“While sentiment has improved, investors are reluctant to take any big positions until they see how the balance of the year plays out including the general election and controlling inflation.
“I expect our reporting season will be fairly solid though people won’t be expecting fireworks,” said Lister.
On Wall Street, the Dow Jones Industrial Average rose for the eighth straight day – the longest streak since September 2019. It also went through the 35,000 points mark for the first time since early February last year, and the technology-driven Nasdaq Composite is now up 37.18 per cent so far this year.
The Dow Jones gained 0.31 per cent to 35,061.21 points; S&P 500 increased 0.24 to 4565.72; and Nasdaq was up 0.03 per cent to 14,358.02.
The buoyant mood on Wall Street has been driven by a strong start to their latest earnings season and less concern about aggressive (interest rate) moves from the Federal Reserve as inflation continues to fall.
At home, Fisher & Paykel Healthcare was down 25c to $24.50; Mainfreight shed $1.35 or 1.86 per cent to $71.05; Auckland International Airport gave up 8c to $8.15; Ryman Healthcare declined 12c to $6.87; and Vulcan Steel decreased 26c or 3.17 per cent to $7.95, falling from $9.29 in a week.
Chorus was down 8c to $8.22; PGG Wrightson declined 11c or 2.63 per cent to $4.08; Black Pearl Group was down 2c or 3.51 per cent to 55c; and Pacific Edge decreased 0.9c or 4.39 per cent to 19.6c.
Napier Port increased 9c or 3.81per cent to $2.45 after reinstating earnings guidance of $34.5m-$36.5m for the year ending September. The port expects nine-month underlying earnings from operations of $29.1m, down from $29.8m in the previous year.

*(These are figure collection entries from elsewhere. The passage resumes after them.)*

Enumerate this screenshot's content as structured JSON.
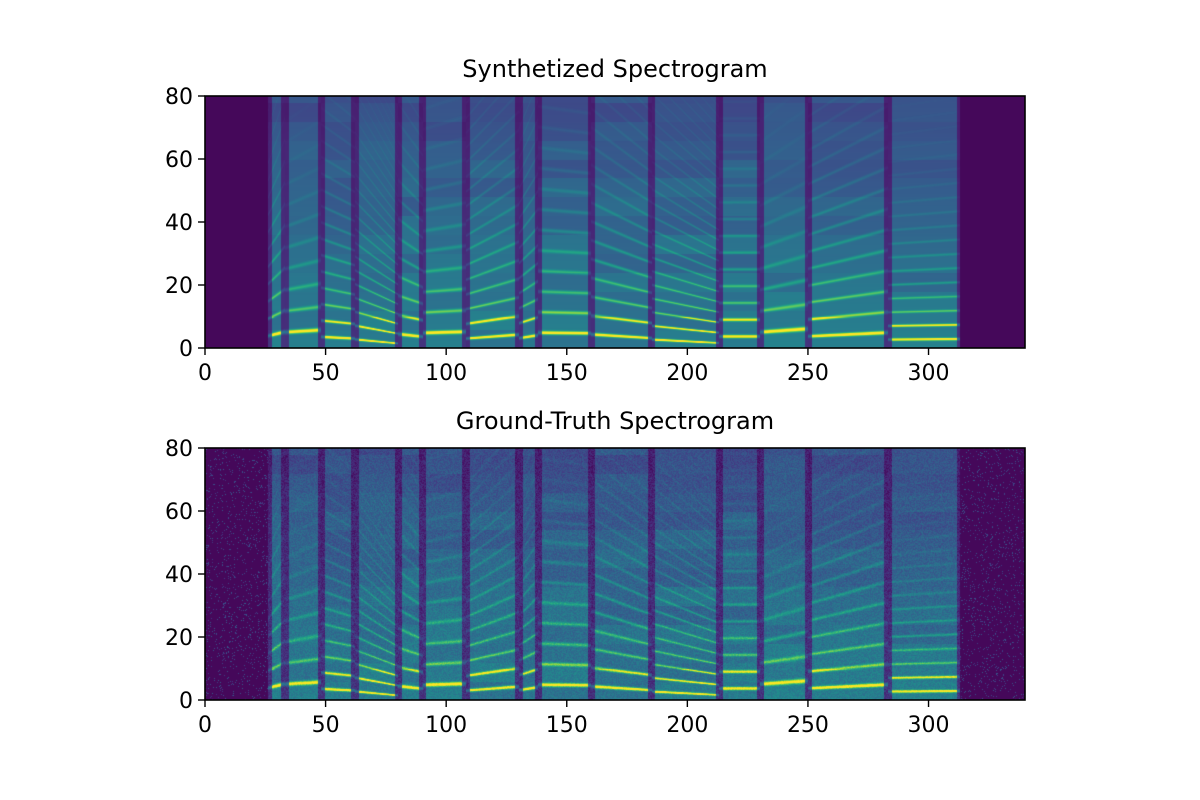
{
  "chart_data": [
    {
      "type": "heatmap",
      "title": "Synthetized Spectrogram",
      "xlabel": "",
      "ylabel": "",
      "xlim": [
        0,
        340
      ],
      "ylim": [
        0,
        80
      ],
      "xticks": [
        0,
        50,
        100,
        150,
        200,
        250,
        300
      ],
      "yticks": [
        0,
        20,
        40,
        60,
        80
      ],
      "colormap": "viridis",
      "frames": 340,
      "mel_bins": 80,
      "speech_start_frame": 26,
      "speech_end_frame": 313,
      "segment_boundaries": [
        26,
        33,
        48,
        62,
        80,
        90,
        108,
        130,
        138,
        160,
        185,
        213,
        230,
        250,
        283,
        313
      ],
      "noisy": false
    },
    {
      "type": "heatmap",
      "title": "Ground-Truth Spectrogram",
      "xlabel": "",
      "ylabel": "",
      "xlim": [
        0,
        340
      ],
      "ylim": [
        0,
        80
      ],
      "xticks": [
        0,
        50,
        100,
        150,
        200,
        250,
        300
      ],
      "yticks": [
        0,
        20,
        40,
        60,
        80
      ],
      "colormap": "viridis",
      "frames": 340,
      "mel_bins": 80,
      "speech_start_frame": 26,
      "speech_end_frame": 313,
      "segment_boundaries": [
        26,
        33,
        48,
        62,
        80,
        90,
        108,
        130,
        138,
        160,
        185,
        213,
        230,
        250,
        283,
        313
      ],
      "noisy": true
    }
  ]
}
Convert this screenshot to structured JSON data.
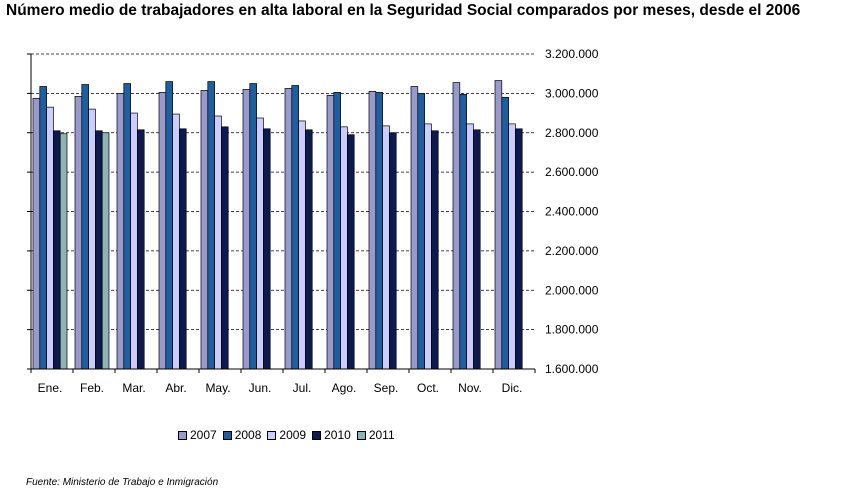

Michael Hill International, unchanged at 99c, reported a 6 per cent increase in group sales to more than $620m for the 53 weeks ending July 2, though second-half sales were down 0.8 per cent, less than expected, because of the challenging conditions.
Australia revenue increased 9.1 per cent to $331m, New Zealand 5.8 per cent to $132.4m and Canada 0.4 per cent to $158.1m. The jewellery retailer expects full-year operating earnings (ebit) of $56m-$59m compared with $62.9m in the 2022 financial year, with margins slightly down.
Fellow retailers Hallenstein Glasson increased 21c or 3.33 per cent to $6.51; Briscoe Group was up 6c to $4.24; and The Warehouse was down 8c or 4.26 per cent to $1.80.
Mercury Energy, gaining 7.5c to $6.475, reported that fourth-quarter generation increased 36 per cent to 1254GWh compared with the previous corresponding period and 42 per cent to 5209GWH for the year – the highest annual Waikato generation since 1966.
Total connections reached 860,000, 61,000 more than a year ago, and mass market yield for the financial year was $154 per MWh, $7/MWh higher than the previous period mainly because of the change in customer mix following the Trustpower retail purchase.
Genesis, up 1.5c to $2.67, told the market that continued strong hydro conditions in the fourth quarter drove lower carbon emissions and reduced portfolio generation costs. Total customers are now 483,721, with a gain of 3779 in the fourth quarter.
Among other energy stocks, Meridian gained 9c to $5.47 and Vector was down 4c to $4.
Livestock Improvement Corporation was up 2c or 1.77 per cent to $1.15 after reporting a 5.1 per cent increase in revenue to $276.5m and 2.4 per cent gain in net profit to $27.35m for the year ending May. The LIC co-operative is paying a final dividend of 16.38c a share on August 18.
Property stocks Stride increased 4c or 2.82 per cent to $1.46, and Argosy was up 2c to $1.18.
Tower rebounded 2.5c or 4.2 per cent to 62c; Arvida Group was up 2c to $1.27; Sanford increased 8c or 1.98 per cent to $4.13; and Gentrack gained 6c to $4.26.
Other gainers were 2 Cheap Cars up 2c or 3.08 per cent to 67c; Accordant Group increasing 5c or 3.76 per cent to $1.38; Carbon Fund adding 3c or 1.81 per cent to $1.69; Geneva Finance improving 2c or 6.06 per cent to 35c; and T&G Global collecting 4c or 2.01 per cent to $2.03.